Aug. 1: The moon is one day past full, riding the border between Capricornus and Aquarius across the sky. The only bright object within its glow is Jupiter.

Aug. 2-7: The waning gibbous moon works east through the autumn stars, rising in the late evening as it continually grows thinner and dimmer.

Aug. 4: Jupiter has been slowly edging away from the morning and into the evening. Opposite the sun at about 7 a.m. Eastern standard time, it rises tonight slightly before sundown, making it an evening star. But it still has a healthy presence in the dawn.

Aug. 7: Apogee moon (farthest from Earth) is in Aries.

Aug. 8: Last-quarter moon, still in Aries, is at 1:29 p.m. EST.

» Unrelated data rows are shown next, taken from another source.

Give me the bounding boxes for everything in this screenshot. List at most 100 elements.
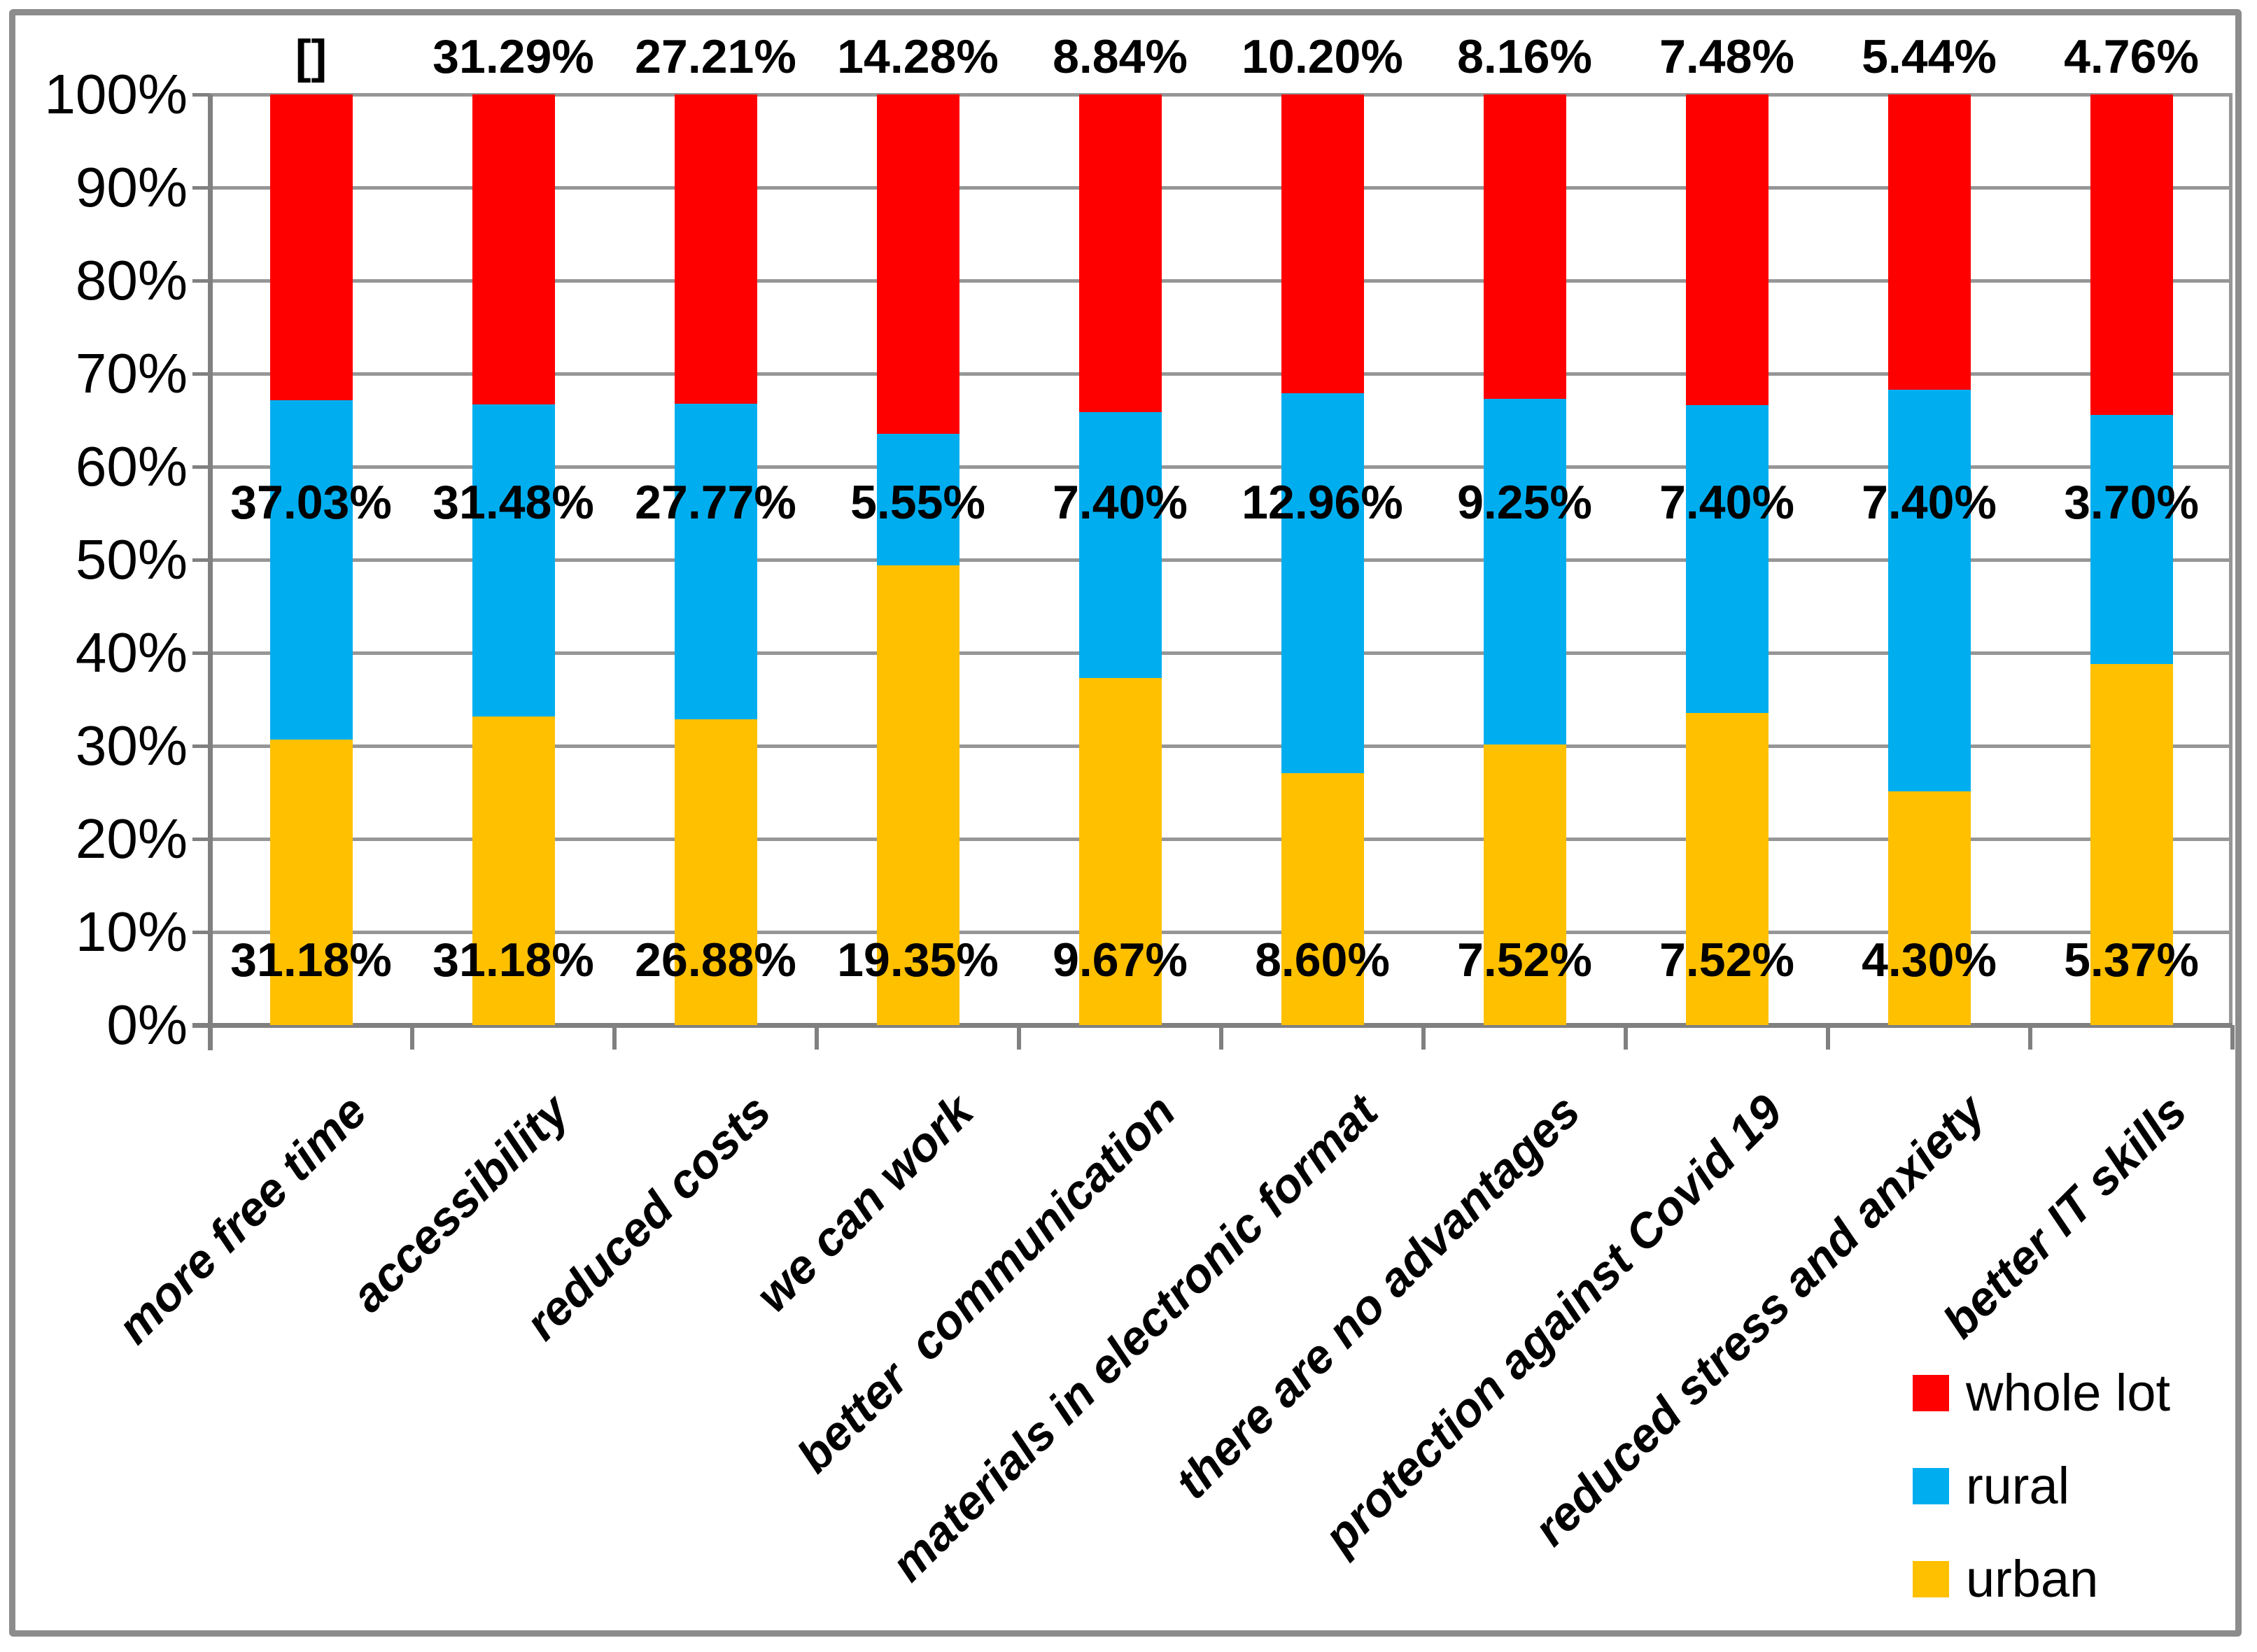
y-axis-tick-label-30: 30% bbox=[75, 714, 188, 777]
data-label-rural-3: 5.55% bbox=[850, 476, 985, 529]
bar-0 bbox=[269, 94, 353, 1025]
data-label-urban-7: 7.52% bbox=[1659, 933, 1794, 987]
data-label-rural-9: 3.70% bbox=[2064, 476, 2199, 529]
plot-right-border bbox=[2229, 94, 2233, 1025]
data-label-whole-lot-9: 4.76% bbox=[2064, 30, 2199, 83]
bar-segment-urban-9 bbox=[2090, 663, 2173, 1025]
x-axis-tick-4 bbox=[1017, 1025, 1021, 1050]
data-label-urban-6: 7.52% bbox=[1457, 933, 1592, 987]
bar-segment-whole-lot-4 bbox=[1078, 94, 1162, 412]
bar-segment-rural-0 bbox=[269, 400, 353, 740]
data-label-whole-lot-5: 10.20% bbox=[1242, 30, 1403, 83]
bar-6 bbox=[1483, 94, 1566, 1025]
x-axis-tick-0 bbox=[208, 1025, 212, 1050]
gridline-20 bbox=[210, 837, 2233, 841]
bar-4 bbox=[1078, 94, 1162, 1025]
data-label-whole-lot-2: 27.21% bbox=[635, 30, 796, 83]
bar-8 bbox=[1887, 94, 1971, 1025]
y-axis-tick-60 bbox=[192, 465, 210, 469]
bar-segment-whole-lot-8 bbox=[1887, 94, 1971, 390]
bar-segment-whole-lot-3 bbox=[876, 94, 959, 434]
y-axis-tick-label-100: 100% bbox=[44, 63, 188, 125]
legend-label-urban: urban bbox=[1966, 1550, 2099, 1608]
legend: whole lot rural urban bbox=[1913, 1362, 2221, 1614]
gridline-60 bbox=[210, 465, 2233, 469]
bar-segment-urban-6 bbox=[1483, 744, 1566, 1025]
bar-segment-whole-lot-2 bbox=[674, 94, 757, 404]
data-label-whole-lot-7: 7.48% bbox=[1659, 30, 1794, 83]
bar-segment-urban-3 bbox=[876, 565, 959, 1025]
data-label-whole-lot-3: 14.28% bbox=[837, 30, 999, 83]
bar-segment-whole-lot-1 bbox=[472, 94, 555, 404]
bar-segment-rural-9 bbox=[2090, 414, 2173, 664]
legend-swatch-rural bbox=[1913, 1468, 1949, 1504]
y-axis-tick-90 bbox=[192, 185, 210, 190]
data-label-whole-lot-0: [] bbox=[295, 30, 328, 83]
gridline-100 bbox=[210, 92, 2233, 97]
data-label-rural-8: 7.40% bbox=[1862, 476, 1997, 529]
bar-segment-urban-4 bbox=[1078, 677, 1162, 1025]
data-label-whole-lot-6: 8.16% bbox=[1457, 30, 1592, 83]
bar-segment-whole-lot-7 bbox=[1685, 94, 1769, 406]
bar-segment-rural-7 bbox=[1685, 405, 1769, 713]
data-label-urban-0: 31.18% bbox=[230, 933, 392, 987]
x-axis-tick-2 bbox=[612, 1025, 617, 1050]
y-axis-tick-70 bbox=[192, 372, 210, 376]
x-axis-tick-6 bbox=[1421, 1025, 1426, 1050]
bar-2 bbox=[674, 94, 757, 1025]
x-axis-tick-5 bbox=[1219, 1025, 1223, 1050]
data-label-urban-2: 26.88% bbox=[635, 933, 796, 987]
bar-segment-urban-5 bbox=[1281, 772, 1364, 1025]
x-axis-tick-1 bbox=[410, 1025, 414, 1050]
x-axis-tick-8 bbox=[1826, 1025, 1830, 1050]
x-axis-line bbox=[192, 1023, 2233, 1028]
y-axis-tick-100 bbox=[192, 92, 210, 97]
legend-label-rural: rural bbox=[1966, 1457, 2070, 1515]
y-axis-tick-label-60: 60% bbox=[75, 435, 188, 497]
y-axis-tick-label-80: 80% bbox=[75, 249, 188, 311]
x-axis-tick-10 bbox=[2230, 1025, 2235, 1050]
bar-segment-whole-lot-0 bbox=[269, 94, 353, 400]
gridline-80 bbox=[210, 278, 2233, 283]
gridline-30 bbox=[210, 744, 2233, 748]
bar-9 bbox=[2090, 94, 2173, 1025]
bar-segment-urban-1 bbox=[472, 716, 555, 1025]
y-axis-tick-label-40: 40% bbox=[75, 621, 188, 684]
y-axis-tick-40 bbox=[192, 651, 210, 655]
gridline-90 bbox=[210, 185, 2233, 190]
y-axis-tick-label-70: 70% bbox=[75, 342, 188, 404]
y-axis-tick-label-90: 90% bbox=[75, 156, 188, 218]
bar-segment-rural-5 bbox=[1281, 393, 1364, 773]
x-axis-tick-7 bbox=[1624, 1025, 1628, 1050]
legend-swatch-whole-lot bbox=[1913, 1375, 1949, 1411]
bar-segment-rural-1 bbox=[472, 404, 555, 716]
bar-segment-rural-4 bbox=[1078, 411, 1162, 678]
data-label-whole-lot-4: 8.84% bbox=[1053, 30, 1188, 83]
bar-segment-rural-8 bbox=[1887, 390, 1971, 792]
y-axis-tick-label-0: 0% bbox=[106, 994, 188, 1056]
data-label-rural-1: 31.48% bbox=[433, 476, 594, 529]
y-axis-tick-30 bbox=[192, 744, 210, 748]
bar-segment-urban-7 bbox=[1685, 712, 1769, 1025]
data-label-rural-7: 7.40% bbox=[1659, 476, 1794, 529]
data-label-whole-lot-8: 5.44% bbox=[1862, 30, 1997, 83]
legend-item-rural: rural bbox=[1913, 1455, 2069, 1518]
data-label-rural-0: 37.03% bbox=[230, 476, 392, 529]
y-axis-tick-80 bbox=[192, 278, 210, 283]
bar-segment-rural-6 bbox=[1483, 399, 1566, 744]
data-label-whole-lot-1: 31.29% bbox=[433, 30, 594, 83]
data-label-urban-8: 4.30% bbox=[1862, 933, 1997, 987]
bar-segment-whole-lot-9 bbox=[2090, 94, 2173, 415]
data-label-rural-4: 7.40% bbox=[1053, 476, 1188, 529]
gridline-50 bbox=[210, 558, 2233, 562]
data-label-rural-5: 12.96% bbox=[1242, 476, 1403, 529]
bar-segment-urban-2 bbox=[674, 719, 757, 1025]
data-label-urban-9: 5.37% bbox=[2064, 933, 2199, 987]
y-axis-tick-label-50: 50% bbox=[75, 528, 188, 591]
y-axis-tick-10 bbox=[192, 930, 210, 934]
y-axis-tick-20 bbox=[192, 837, 210, 841]
y-axis-tick-50 bbox=[192, 558, 210, 562]
x-axis-tick-9 bbox=[2028, 1025, 2032, 1050]
bar-segment-whole-lot-5 bbox=[1281, 94, 1364, 394]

Aug. 9-11: The morning moon, a shrinking crescent, moves through Taurus, a constellation we will see in the evening this winter.

Aug. 10: Mercury, at inferior conjunction (between Earth and sun), enters the morning sky.

Aug. 11-13: The best mornings for the Perseid Meteor Shower. Expect 30 to 50 meteors an hour (maximum in the post-midnight hours Sunday night), many very bright. If you haven't seen a meteor shower yet, try this one this year. Best time is from 1 to 3 a.m.; best place is where you can comfortably see as much of the sky as possible.

Aug. 13: Watch the crescent moon crawl away from Venus in the dawn sky.

Aug. 16: New moon is in Leo at 5:06 a.m. EST.

Aug. 18: The young crescent moon is in the southwest after sundown, just above the summer solstice.

Aug. 19: Tonight's crescent moon, near Spica in Virgo, is at perigee (nearest Earth).

Aug. 20: Mercury resumes direct (easterly) motion today.

Aug. 22: The moon is about to pass into Scorpius when it reaches first-quarter phase at 11:26 p.m. EST. Saturn is to its right, in Libra.

Aug. 23: The reddish star near tonight's moon is Antares, in the Scorpion.

Aug. 25: The gibbous moon helps find the teapot-shaped group of stars that marks Sagittarius. The peak of the teapot ``lid'' is just above the moon, spout to the right, handle to the left.

Aug. 27-28: The gibbous moon slips east past Jupiter in Capricornus. The planet is to the moon's left on the 27th, to its right on the 28th.

Aug. 28: Mercury is in the morning sky of late August, low in the east before sunrise. It's at greatest westerly (to the sun's right) elongation today.

Aug. 30-31: Full moon is on Friday at 4:27 a.m. EST. The moon spends both days in Aquarius, then slips into Pisces Saturday night.